Lama aku berdiri tercenung, mencoba menyelami jalan pikiran ibu. Jelas sekali ia pergi bersama serombongan lelaki yang sering main ke rumah kami. Siapakah mereka sehingga mampu membuat seorang wanita rela meninggalkan suami dan putrinya begitu saja?
Makin lama memikirkan hal tersebut, makin gagal aku memahami wanita yang telah melahirkan dan membesarkanku. Membuat dadaku sesak ditimbuni amarah dan putus asa. Aku pun tumbuh dewasa dengan membawa perasaan semacam ini.
Kakekku meninggal karena serangan jantung tiga tahun setelah kepergian ibu. Aku lantas pindah tidur ke kamar nenek untuk menemani dan membantunya melewati masa berkabung.
Dari nenek lah aku banyak menyerap nilai-nilai pengorbanan dan menata hidupku kembali sebagai seorang wanita. Ia berusaha mengisi rongga hitam dalam diriku dengan perhatian dan kasih sayang. Melalui caranya yang sederhana mencoba meyakinkanku, bahwa aku akan tumbuh menjadi gadis baik-baik saja.
Sayang sekali kami berdua gagal menyelamatkan perasaan ayahku. Kulihat tiap hari ia berusaha melaksanakan tugas-tugasnya sebagai anak maupun ayah dengan hati yang membeku. Nyaris tidak pernah bicara serta mengekspresikan perasaannya kepada kami.Â
Tiap hari berusaha melarutkan diri dalam kesibukan mengurus toko warisan kakek. Setelah seluruh pekerjaan usai ia akan mengurung diri di kamar. Tak sekali pun ia pernah membicarakan ibu. Hingga akhir hayatnya ayah juga tak pernah berniat menikah lagi.
Setamat SMA aku memutuskan tidak melanjutkan kuliah. Tapi ikut terjun membantu ayah yang semakin sibuk mengurus toko. Apalagi setelah kesehatan nenek berangsur menurun dimakan usia.

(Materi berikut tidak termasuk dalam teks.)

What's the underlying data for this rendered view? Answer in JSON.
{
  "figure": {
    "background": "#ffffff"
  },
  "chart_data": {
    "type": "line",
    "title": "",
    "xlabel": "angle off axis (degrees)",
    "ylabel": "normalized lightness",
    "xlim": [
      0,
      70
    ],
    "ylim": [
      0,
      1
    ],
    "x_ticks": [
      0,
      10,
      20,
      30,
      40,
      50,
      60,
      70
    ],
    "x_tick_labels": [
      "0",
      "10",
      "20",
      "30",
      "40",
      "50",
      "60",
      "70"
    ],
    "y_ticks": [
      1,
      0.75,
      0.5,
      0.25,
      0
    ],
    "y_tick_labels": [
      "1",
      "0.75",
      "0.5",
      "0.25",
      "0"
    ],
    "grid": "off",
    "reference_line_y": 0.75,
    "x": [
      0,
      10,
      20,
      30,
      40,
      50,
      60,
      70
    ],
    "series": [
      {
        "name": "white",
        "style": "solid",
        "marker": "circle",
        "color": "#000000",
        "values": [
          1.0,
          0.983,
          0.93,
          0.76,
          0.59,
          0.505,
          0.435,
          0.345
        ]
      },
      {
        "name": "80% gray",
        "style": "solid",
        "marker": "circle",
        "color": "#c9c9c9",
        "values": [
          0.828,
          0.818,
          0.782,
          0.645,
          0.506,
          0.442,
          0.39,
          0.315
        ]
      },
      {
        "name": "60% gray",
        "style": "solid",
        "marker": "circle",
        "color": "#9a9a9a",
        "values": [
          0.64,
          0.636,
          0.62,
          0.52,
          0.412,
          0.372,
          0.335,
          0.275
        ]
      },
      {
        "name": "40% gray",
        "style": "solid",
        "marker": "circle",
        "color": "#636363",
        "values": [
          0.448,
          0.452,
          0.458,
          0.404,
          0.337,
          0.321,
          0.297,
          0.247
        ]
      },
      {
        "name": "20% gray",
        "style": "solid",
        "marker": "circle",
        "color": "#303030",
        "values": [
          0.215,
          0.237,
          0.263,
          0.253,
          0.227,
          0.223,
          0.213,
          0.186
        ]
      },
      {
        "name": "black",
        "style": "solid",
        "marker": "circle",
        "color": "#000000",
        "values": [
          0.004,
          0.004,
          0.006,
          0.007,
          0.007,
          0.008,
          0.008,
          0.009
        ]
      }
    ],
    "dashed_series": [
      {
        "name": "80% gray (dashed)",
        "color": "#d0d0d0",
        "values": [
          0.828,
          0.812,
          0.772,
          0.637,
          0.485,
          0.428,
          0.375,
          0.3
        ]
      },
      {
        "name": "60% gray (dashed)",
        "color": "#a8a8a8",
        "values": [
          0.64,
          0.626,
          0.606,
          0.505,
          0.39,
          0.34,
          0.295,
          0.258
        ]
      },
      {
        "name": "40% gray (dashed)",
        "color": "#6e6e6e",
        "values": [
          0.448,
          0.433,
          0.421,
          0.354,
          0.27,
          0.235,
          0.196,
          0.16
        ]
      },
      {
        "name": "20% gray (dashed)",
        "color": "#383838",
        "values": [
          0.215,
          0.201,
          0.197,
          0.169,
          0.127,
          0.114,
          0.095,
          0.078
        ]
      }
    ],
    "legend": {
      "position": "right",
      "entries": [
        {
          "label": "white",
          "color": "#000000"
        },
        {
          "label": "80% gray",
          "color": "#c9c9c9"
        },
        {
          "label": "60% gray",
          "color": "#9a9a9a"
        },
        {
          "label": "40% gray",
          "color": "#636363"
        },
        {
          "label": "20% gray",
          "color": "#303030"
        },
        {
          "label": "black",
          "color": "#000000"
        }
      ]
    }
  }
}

Tatkala nenek meninggal kurasakan hidupku limbung. Kehilangan satu-satunya orang yang kuakrabi. Hingga suatu saat dua orang biarawati mendatangi toko kami. Menyampaikan pesan pribadi kepadaku. Ternyata mereka berasal dari Panti Wredha yang bernaung dibawah Yayasan Khatolik di Ungaran.
Mereka menyampaikan pesan dari seorang penghuninya yang sangat ingin bertemu denganku.
                                    ***
Setelah duapuluh tahun menghilang tanpa jejak akhirnya aku bertemu kembali dengan ibuku dalam kondisinya yang sangat menyedihkan.
Bersama kedua biarawati yang menjemputku, kami berangkat mengunjungi panti jompo, tempat ibu menjadi salah seorang penghuninya lima tahun terakhir.